Мысли эти не оставляли меня, снова и снова я вспоминал послевоенное время, чувствуя, что где-то там скрывается разгадка многому, думал о дяде, о братьях, о себе, спрашивая, откуда же в нас зло. А оно ведь было во всех нас, и выходило, где-то таились одни корни. И вскоре я додумался, что те пули, которые, не зацепив никого, на излете упали на землю, вовсе не пропали: они летели и летят все еще теперь, доставая нас и убивая все лучшее, на что мы способны. Это и было настоящим злом, и изживать его людям придется долго-долго.
Прошло немного времени, мы с дядей помирились: для этого было достаточно, приехав, зайти к нему, но разговоры наши оставались неискренними, натужными. Мы вроде бы показывали друг другу, что забыли ссору, хотя это было не так.
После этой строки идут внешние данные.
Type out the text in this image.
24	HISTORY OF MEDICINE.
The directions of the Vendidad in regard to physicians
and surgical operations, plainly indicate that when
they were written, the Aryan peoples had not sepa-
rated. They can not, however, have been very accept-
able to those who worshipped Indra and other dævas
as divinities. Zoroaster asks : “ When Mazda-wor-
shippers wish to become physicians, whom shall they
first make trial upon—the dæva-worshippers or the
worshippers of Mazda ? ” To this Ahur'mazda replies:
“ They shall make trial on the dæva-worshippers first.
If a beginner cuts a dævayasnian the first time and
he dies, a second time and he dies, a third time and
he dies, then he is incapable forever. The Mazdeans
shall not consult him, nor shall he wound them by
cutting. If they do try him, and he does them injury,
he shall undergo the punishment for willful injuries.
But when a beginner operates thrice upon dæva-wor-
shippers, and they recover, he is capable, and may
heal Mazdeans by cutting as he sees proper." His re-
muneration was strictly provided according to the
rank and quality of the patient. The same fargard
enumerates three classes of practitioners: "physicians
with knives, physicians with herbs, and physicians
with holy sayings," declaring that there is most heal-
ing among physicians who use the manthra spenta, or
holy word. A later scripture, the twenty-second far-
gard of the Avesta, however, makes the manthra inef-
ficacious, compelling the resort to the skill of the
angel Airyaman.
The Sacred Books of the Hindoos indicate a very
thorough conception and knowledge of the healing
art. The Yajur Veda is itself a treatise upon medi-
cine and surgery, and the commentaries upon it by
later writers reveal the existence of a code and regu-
С тяжелым чувством уходил я от него и уезжал из поселка.
Однако вскоре благодаря случаю я вновь там появился: мой товарищ ехал на машине к матери на праздники, а поскольку она жила километрах в ста от нашего поселка, я и напросился с ним.
— Какой разговор, — сказал он, — веселее будет путь.
И, собравшись наспех, я поехал. По дороге мы с товарищем решили, что остановимся на день в поселке, он передохнет и, оставив меня, поедет дальше. Вышло так, что приехали мы как раз в день рождения Терентия Ивановича, поэтому, минуя дом моей матери, направились к нему. Терентий Иванович, завидев остановившуюся напротив двора машину, выскочил встречать.
— О, гости! — обрадовался он, обнимая меня и здороваясь с моим товарищем. — Проходите в хату!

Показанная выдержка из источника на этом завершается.